TTL note: periodic refresh is implemented on the .NET Framework bootstrapper (AKEYLESS_CACHE_TTL_SECONDS). The .NET 8 enrichment path in this sample is one-shot at host build; add a hosted refresh if you need the same behavior on Core.

Tests

dotnet test Akeyless.DotNet.Samples.sln -c Release

tests/Akeyless.Integration.Tests (xUnit) covers:

• IIS Agent HTTP API (/health, /api/v1/resolve, /api/v1/discover-and-resolve) using WebApplicationFactory with a fake gateway (no real Akeyless calls).
• Akeyless.Agent.Client HTTP serialization against a stub handler.
• SecretReferenceParser, AllowedPathValidator, ConfigurationDiscoveryService (XML + configSource), ASP.NET Core ConfigurationSecretDiscovery, and Framework AppConfiguration read semantics (resolved vs placeholder).

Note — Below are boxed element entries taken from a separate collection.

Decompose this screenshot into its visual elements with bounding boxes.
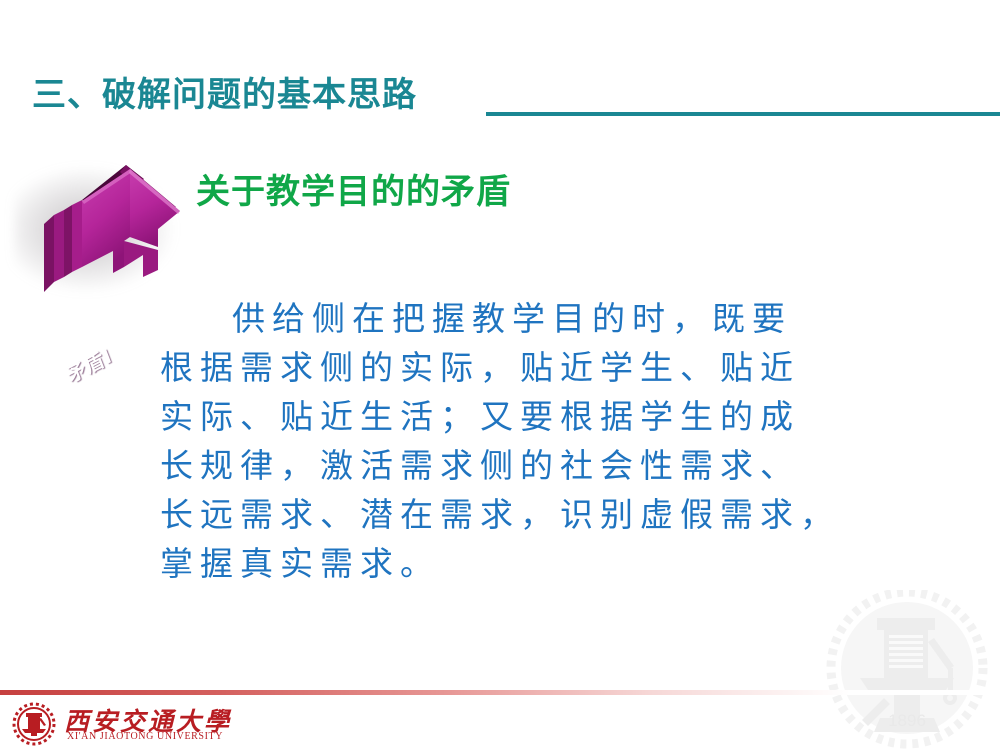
body-line: 长远需求、潜在需求，识别虚假需求， — [160, 490, 850, 539]
page-title: 三、破解问题的基本思路 — [32, 78, 417, 112]
university-gear-emblem-icon: 1896 — [822, 590, 992, 750]
arrow-badge-label: 矛盾I — [63, 341, 116, 388]
footer-divider — [0, 690, 1000, 695]
body-line: 实际、贴近生活；又要根据学生的成 — [160, 392, 850, 441]
slide-canvas: 三、破解问题的基本思路 — [0, 0, 1000, 750]
arrow-right-3d-icon — [8, 155, 198, 305]
logo-name-en: XI'AN JIAOTONG UNIVERSITY — [67, 731, 223, 742]
body-paragraph: 供给侧在把握教学目的时，既要 根据需求侧的实际，贴近学生、贴近 实际、贴近生活；… — [160, 294, 850, 588]
body-line: 掌握真实需求。 — [160, 539, 850, 588]
body-line: 长规律，激活需求侧的社会性需求、 — [160, 441, 850, 490]
body-line: 供给侧在把握教学目的时，既要 — [160, 294, 850, 343]
xjtu-gear-emblem-icon — [12, 702, 56, 746]
arrow-badge: 矛盾I — [8, 155, 198, 305]
watermark-year: 1896 — [888, 711, 926, 730]
sub-heading: 关于教学目的的矛盾 — [196, 172, 511, 213]
title-underline-rule — [486, 112, 1000, 116]
footer-logo: 西安交通大學 XI'AN JIAOTONG UNIVERSITY — [12, 700, 242, 746]
body-line: 根据需求侧的实际，贴近学生、贴近 — [160, 343, 850, 392]
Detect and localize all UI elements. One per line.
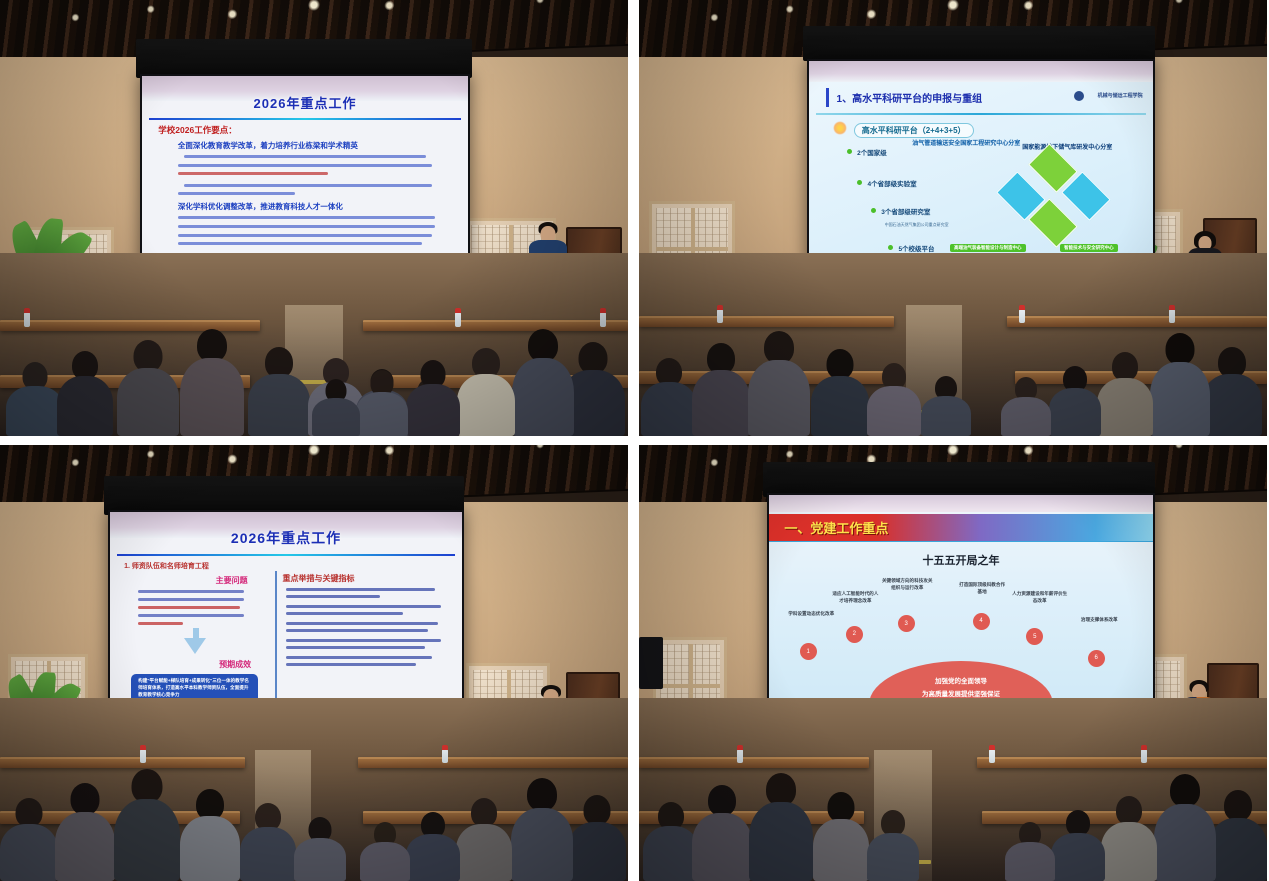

GitHub Actions runs the same command on push and pull request (.github/workflows/dotnet.yml).

Build this repository

dotnet build Akeyless.DotNet.Samples.sln -c Release

Run the Core sample locally:

dotnet run --project src/Akeyless.WebApp.Net8/Akeyless.WebApp.Net8.csproj

Open /health for a trivial JSON response (no secret material).

Repository layout

• src/Akeyless.IIS.Agent — Windows Service host: loopback REST, Gateway auth, cache, optional XML discovery.
• src/Akeyless.Agent.Client — netstandard2.0 HTTP client for the agent (referenced by Framework + Core samples).
• src/Akeyless.Bootstrap.Net472 — .NET Framework library.
• src/Akeyless.WebApp.Net8 — ASP.NET Core 8 sample.
• scripts/ — example Windows service install notes.
• examples/ — web.config, Global.asax, JSON, optional trace listener.
• tests/Akeyless.Integration.Tests — xUnit tests + CI scenarios for agent, client, and discovery helpers.

Security note

Do not log secret values, connection strings, or raw API error bodies in production.

License

Reference sample only; use and distribute according to your organization’s policies.